If only I had looked closely enough, it was right there under my nose.
My old editor, Bill Coulter, who ran the place with his brother Jim, who presided over the business side of things, somehow found it in his heart not to summarily fire me.
That was a bad day.
But Clinton has had more than its share of good days, too. Few as memorable as President Jimmy Carter’s visit in March 1977, which drew international attention and electrified the streets of the town.
“It’s all the famous fires, the school system, the sports of the town,’' said Terry Ingano, a former Clinton schools superintendent who taught at the public schools here for 30 years and is now president of the Clinton Historical Society.
Few know the value of archives like this one more than Ingano, who has mined old Clinton Items for nuggets about this town’s rich and colorful history.
“Fires, disasters, floods. Those kinds of things,’' Ingano said. “They’re always well written up. Think about it. When you write a book, you’re picking off the major events and that’s the story. But this here is the real nitty-gritty stuff.’'
Ingano said he was surprised by the robust turnout to move the Item’s archives. His former students showed up. So did local officials. And old neighbors.
And so did Susan Notaro, 70, a member of the Clinton High School class of 1968. She was vice president of that class and later coached the CHS field hockey team for 16 years.
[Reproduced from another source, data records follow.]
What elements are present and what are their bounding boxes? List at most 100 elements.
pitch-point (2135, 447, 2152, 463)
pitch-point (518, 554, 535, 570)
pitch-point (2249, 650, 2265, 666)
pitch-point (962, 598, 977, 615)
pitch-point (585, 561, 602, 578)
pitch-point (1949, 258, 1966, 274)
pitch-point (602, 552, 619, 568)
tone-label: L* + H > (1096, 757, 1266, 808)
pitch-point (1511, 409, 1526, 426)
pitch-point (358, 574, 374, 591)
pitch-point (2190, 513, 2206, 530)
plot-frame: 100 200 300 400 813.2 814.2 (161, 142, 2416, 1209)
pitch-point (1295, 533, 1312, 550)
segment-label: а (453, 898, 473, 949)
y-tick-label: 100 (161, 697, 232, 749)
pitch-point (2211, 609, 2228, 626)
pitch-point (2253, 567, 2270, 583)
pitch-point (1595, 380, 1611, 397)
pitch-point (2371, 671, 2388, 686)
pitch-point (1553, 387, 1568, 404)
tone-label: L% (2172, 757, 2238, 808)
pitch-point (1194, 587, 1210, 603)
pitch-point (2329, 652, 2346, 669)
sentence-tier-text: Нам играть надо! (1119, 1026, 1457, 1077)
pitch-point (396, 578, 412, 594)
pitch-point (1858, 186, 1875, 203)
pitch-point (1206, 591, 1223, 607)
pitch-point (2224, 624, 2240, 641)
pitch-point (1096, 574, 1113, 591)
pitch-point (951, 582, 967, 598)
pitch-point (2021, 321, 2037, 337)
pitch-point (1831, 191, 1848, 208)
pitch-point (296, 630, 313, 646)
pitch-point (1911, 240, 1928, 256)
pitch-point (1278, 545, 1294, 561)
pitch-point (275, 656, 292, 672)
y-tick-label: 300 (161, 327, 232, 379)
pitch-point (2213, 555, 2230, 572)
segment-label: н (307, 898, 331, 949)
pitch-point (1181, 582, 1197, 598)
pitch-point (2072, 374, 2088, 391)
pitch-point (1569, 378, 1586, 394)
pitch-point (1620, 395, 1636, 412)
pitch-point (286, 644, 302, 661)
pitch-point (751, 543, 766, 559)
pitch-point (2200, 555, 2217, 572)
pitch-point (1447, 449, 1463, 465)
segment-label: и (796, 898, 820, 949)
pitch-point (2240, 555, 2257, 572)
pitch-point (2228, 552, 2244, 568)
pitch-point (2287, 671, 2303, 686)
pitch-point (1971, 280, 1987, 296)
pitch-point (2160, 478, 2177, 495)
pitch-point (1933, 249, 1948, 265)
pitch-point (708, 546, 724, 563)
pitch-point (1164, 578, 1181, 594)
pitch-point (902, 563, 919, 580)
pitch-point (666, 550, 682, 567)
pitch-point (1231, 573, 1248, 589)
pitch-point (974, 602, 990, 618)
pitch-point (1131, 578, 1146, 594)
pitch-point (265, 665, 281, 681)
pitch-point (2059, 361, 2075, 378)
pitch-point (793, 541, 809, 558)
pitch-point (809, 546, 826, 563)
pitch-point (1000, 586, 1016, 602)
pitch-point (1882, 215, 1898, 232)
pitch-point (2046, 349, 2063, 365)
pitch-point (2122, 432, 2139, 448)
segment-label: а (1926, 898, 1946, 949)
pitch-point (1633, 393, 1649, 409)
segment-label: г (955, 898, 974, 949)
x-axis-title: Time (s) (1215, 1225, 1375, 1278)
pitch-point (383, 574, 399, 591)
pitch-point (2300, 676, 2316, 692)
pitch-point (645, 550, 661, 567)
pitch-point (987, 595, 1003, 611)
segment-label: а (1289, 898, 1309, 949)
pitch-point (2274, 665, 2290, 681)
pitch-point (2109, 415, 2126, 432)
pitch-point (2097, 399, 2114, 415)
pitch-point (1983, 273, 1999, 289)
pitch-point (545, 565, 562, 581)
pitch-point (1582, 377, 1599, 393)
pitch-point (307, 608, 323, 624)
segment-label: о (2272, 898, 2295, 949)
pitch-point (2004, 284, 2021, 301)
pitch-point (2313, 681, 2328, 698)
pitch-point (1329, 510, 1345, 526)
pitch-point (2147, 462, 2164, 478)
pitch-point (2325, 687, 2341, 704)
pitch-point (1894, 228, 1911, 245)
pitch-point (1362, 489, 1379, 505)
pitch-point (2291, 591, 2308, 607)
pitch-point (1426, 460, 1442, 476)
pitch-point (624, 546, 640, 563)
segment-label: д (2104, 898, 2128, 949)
“This is such a friendly town,’' she said, telling me something whose accuracy I can vouch for. “Everybody knows your name. I sound like ‘Cheers.’ But that’s what it was. If you see somebody, you’d say: ‘Who’s your mother and father? Who are your grandparents?’ It’s just a great, close friendly town.’'
The town’s history is on display at the Item archives’ new home at the Holder Memorial. The newspapers take their place now along with vintage looms, and black-and-white photographs of a Clinton when horses tied up on High Street.
They are all museum pieces. And so now are all those Clinton Daily Items, chronicling births and deaths, Little League home runs, and Girl Scout cookie sales.
But Jan Gottesman wants Clintonians to know that their local newspaper is not fading into history. It’s still here. Ready at the end of the telephone line or a reporter’s notebook to keep chronicling life here along the Nashua River.
The paper, a weekly since 1996, comes out on Friday now. Sixteen pages of local news ready for 4,000 subscribers.
“Some of these volumes that people are carrying today had people’s wedding announcements on the front page,’' Gottesman told me. “We always say people deserve to be in the paper when they’re born, when they graduate, when they get married, and when they die.
“And that’s the cycle of a community newspaper. I’ve always believed in that.’'
She still does.
I believe in community newspapers, too.
It’s something I learned a long time ago at my desk here on Church Street, just inside the front door of the Clinton Daily Item, where the presses in the basement rolled early each weekday afternoon and there was a story on every corner.